Rafael Reis lidera agora com 13 segundos de vantagem sobre o seu companheiro uruguaio Mauricio Moreira, que teve um problema técnico já dentro dos últimos três quilómetros e viu a organização retificar as classificações e creditar-lhe o tempo do pelotão, comandado pelo holandês Alex Molenaar (Burgos-BH), que foi segundo à frente do espanhol Sergio Samatier (Movistar).
O desejo de dar nas vistas na 82.ª a Volta a Portugal era tanto que, antes de ser ultrapassada a primeira contagem de montanha desta edição, uma quarta categoria localizada em Sobral de Monte Agraço, ao quilómetro 13, já três rostos conhecidos no ciclismo nacional tinham mais de dois minutos de vantagem sobre o pelotão.
Garikoitz Bravo (Euskaltel-Euskadi), vencedor da classificação da juventude em 2011, Willie Smit (Burgos-BH), o homem que no ano passado celebrizou o termo ‘saída à portuguesa’, e Carlos Miguel Salgueiro (LA Alumínios-LA Sport), vice-campeão nacional de contrarrelógio de sub-23, entenderam-se na perfeição e chegaram a dispor de uma diferença superior a quatro minutos.
Quando a Efapel assumiu, em força, a perseguição, já o suíço Joel Suter se tinha tornado o primeiro desistente da 82.ª edição, sendo acompanhado pouco depois pelo seu companheiro da Bingoal Pauwels Sauces Boris Vallée, com os fugitivos a verem a vantagem decair paulatinamente.
Na primeira passagem na Avenida Luísa Todi, João Benta (Rádio Popular-Boavista) caiu juntamente com Héctor Carretero (Movistar) e foi obrigado a perseguir o pelotão, depois de ficar largos momentos a aguardar por uma nova bicicleta – no final, em lágrimas, desolado e com sangue a escorrer-lhe no braço direito e rasgões no equipamento, foi consolado pelos colegas de equipa, antes de dirigir-se aos serviços médicos da prova.
Com Salgueiro, o último dos fugitivos, a ser alcançado já na subida à Arrábida, começaram os ataques no pelotão, com Carlos Oyarzún (Louletano-Loulé Concelho) a tentar a sua sorte e a levar na roda Hugo Nunes (Rádio Popular-Boavista), o ‘rei da montanha’ da edição especial, que foi o primeiro a coroar o alto e, por isso, passou a liderar aquela classificação.
A Efapel, contudo, tinha a estratégia bem delineada e, no início da descida, o camisola amarela saltou do grupo com tamanha rapidez que apanhou desprevenida, inclusive, uma moto da polícia – escapou por pouco ao embate – e, aproveitando o conhecimento único que tem destas paragens, onde treina diariamente, embalou para a segunda vitória consecutiva em etapas, celebrada com estilo, erguido na bicicleta e de braços cruzados, como o verdadeiro ‘patrão’ do pelotão.
“Era um plano.
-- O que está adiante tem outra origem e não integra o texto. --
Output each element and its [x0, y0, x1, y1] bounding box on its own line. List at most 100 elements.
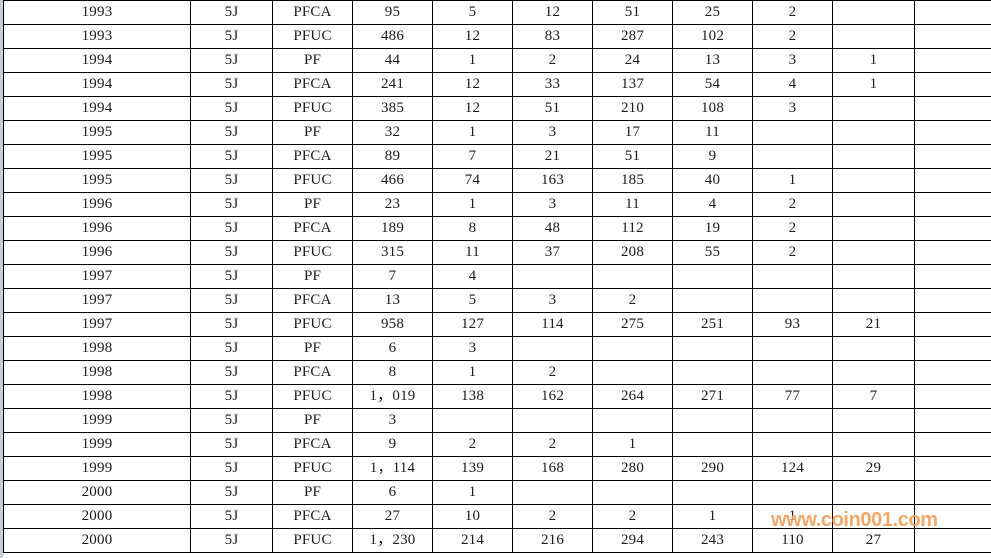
cell-total: 1，230	[352, 528, 433, 553]
cell-g2: 2	[512, 360, 593, 385]
cell-g4: 54	[672, 72, 753, 97]
cell-total: 466	[352, 168, 433, 193]
cell-g4	[672, 264, 753, 289]
cell-g1: 10	[432, 504, 513, 529]
cell-type: PF	[272, 408, 353, 433]
cell-g5: 77	[752, 384, 833, 409]
cell-g4: 102	[672, 24, 753, 49]
table-row: 1998 5J PFUC 1，019 138 162 264 271 77 7	[3, 384, 991, 409]
cell-g5	[752, 144, 833, 169]
cell-g3: 210	[592, 96, 673, 121]
cell-g6	[832, 144, 915, 169]
cell-g5: 4	[752, 72, 833, 97]
cell-type: PFCA	[272, 432, 353, 457]
cell-g6	[832, 264, 915, 289]
cell-g2	[512, 480, 593, 505]
cell-mint: 5J	[190, 240, 273, 265]
cell-g7	[914, 456, 991, 481]
cell-g1: 1	[432, 360, 513, 385]
cell-g4: 4	[672, 192, 753, 217]
cell-g7	[914, 0, 991, 25]
cell-g5: 2	[752, 192, 833, 217]
mintage-table: 1993 5J PFCA 95 5 12 51 25 2 1993 5J PFUC 486 12 83 287…	[3, 0, 991, 553]
cell-g3: 17	[592, 120, 673, 145]
cell-g2: 12	[512, 0, 593, 25]
cell-g6	[832, 192, 915, 217]
cell-g3	[592, 480, 673, 505]
cell-mint: 5J	[190, 384, 273, 409]
cell-g3: 294	[592, 528, 673, 553]
cell-g1: 1	[432, 480, 513, 505]
cell-g5: 1	[752, 504, 833, 529]
cell-g3: 24	[592, 48, 673, 73]
cell-g6	[832, 288, 915, 313]
cell-g7	[914, 288, 991, 313]
cell-g7	[914, 336, 991, 361]
cell-mint: 5J	[190, 480, 273, 505]
cell-total: 958	[352, 312, 433, 337]
cell-g2: 162	[512, 384, 593, 409]
cell-year: 1999	[3, 456, 191, 481]
cell-mint: 5J	[190, 408, 273, 433]
cell-g4: 243	[672, 528, 753, 553]
table-row: 1995 5J PFCA 89 7 21 51 9	[3, 144, 991, 169]
cell-type: PFUC	[272, 456, 353, 481]
cell-g5	[752, 120, 833, 145]
cell-g5: 93	[752, 312, 833, 337]
cell-g6: 1	[832, 48, 915, 73]
cell-type: PF	[272, 120, 353, 145]
cell-g3: 2	[592, 288, 673, 313]
cell-mint: 5J	[190, 120, 273, 145]
cell-g7	[914, 480, 991, 505]
cell-year: 1994	[3, 72, 191, 97]
cell-year: 1997	[3, 312, 191, 337]
cell-g3: 11	[592, 192, 673, 217]
cell-g5	[752, 480, 833, 505]
cell-g2: 3	[512, 192, 593, 217]
cell-type: PF	[272, 192, 353, 217]
cell-total: 89	[352, 144, 433, 169]
mintage-table-body: 1993 5J PFCA 95 5 12 51 25 2 1993 5J PFUC 486 12 83 287…	[3, 0, 991, 553]
table-row: 1997 5J PFUC 958 127 114 275 251 93 21	[3, 312, 991, 337]
cell-g2: 2	[512, 504, 593, 529]
cell-g4: 271	[672, 384, 753, 409]
cell-g2	[512, 408, 593, 433]
cell-year: 2000	[3, 504, 191, 529]
cell-mint: 5J	[190, 24, 273, 49]
cell-g1: 12	[432, 96, 513, 121]
cell-g7	[914, 384, 991, 409]
cell-year: 1996	[3, 240, 191, 265]
cell-g7	[914, 96, 991, 121]
cell-g6	[832, 216, 915, 241]
cell-total: 9	[352, 432, 433, 457]
cell-g7	[914, 168, 991, 193]
cell-year: 1993	[3, 24, 191, 49]
cell-g5: 124	[752, 456, 833, 481]
cell-g1: 127	[432, 312, 513, 337]
cell-g6	[832, 0, 915, 25]
cell-mint: 5J	[190, 72, 273, 97]
cell-g4: 19	[672, 216, 753, 241]
cell-mint: 5J	[190, 216, 273, 241]
cell-g5: 1	[752, 168, 833, 193]
table-row: 1995 5J PF 32 1 3 17 11	[3, 120, 991, 145]
cell-total: 486	[352, 24, 433, 49]
cell-g4	[672, 480, 753, 505]
cell-g3: 287	[592, 24, 673, 49]
cell-g1: 74	[432, 168, 513, 193]
cell-g6: 1	[832, 72, 915, 97]
table-row: 2000 5J PFUC 1，230 214 216 294 243 110 27	[3, 528, 991, 553]
cell-g2: 21	[512, 144, 593, 169]
cell-g2: 114	[512, 312, 593, 337]
cell-g1: 5	[432, 288, 513, 313]
cell-year: 1997	[3, 288, 191, 313]
cell-mint: 5J	[190, 312, 273, 337]
cell-g6	[832, 432, 915, 457]
cell-g3	[592, 360, 673, 385]
cell-total: 1，114	[352, 456, 433, 481]
cell-g1: 138	[432, 384, 513, 409]
cell-g3: 51	[592, 144, 673, 169]
cell-g2	[512, 264, 593, 289]
cell-mint: 5J	[190, 360, 273, 385]
cell-g4: 9	[672, 144, 753, 169]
Era a nossa tática de corrida: se eu passasse a subida, que atacava a descer. Se os meus colegas me conseguissem seguir, seguíamos os três, porque fizeram o estudo da descida comigo. Se não conseguissem vir, eu tinha de ir sozinho. Só acreditei mesmo quando olhei para os últimos 200 metros e vi que ia ganhar”, assumiu o também vencedor do prólogo de quarta-feira.
O triunfo de Reis deixou a W52-FC Porto visivelmente insatisfeita, com Amaro Antunes, hoje 10.º, e um João Rodrigues irritado a dialogarem entre si, de rostos fechados, no final da tirada, enquanto o camisola amarela ainda festejava com os seus companheiros – o melhor dos ‘dragões’ é Joni Brandão, oitavo a 23 segundos, numa classificação em que Diego Lopéz (Kern Pharma) é terceiro, a 17 segundos.
Gustavo Veloso (Atum General-Tavira-Maria Nova Hotel) é o mais bem classificado entre os candidatos à luta pela geral, ocupando a sexta posição, a 22 segundos.
Na sexta-feira, Rafael Reis deve ter uma jornada tranquila na defesa da amarela, nos 162,1 quilómetros entre a estreante Ponte de Sor e Castelo Branco, numa segunda etapa vocacionada para os ‘sprinters’.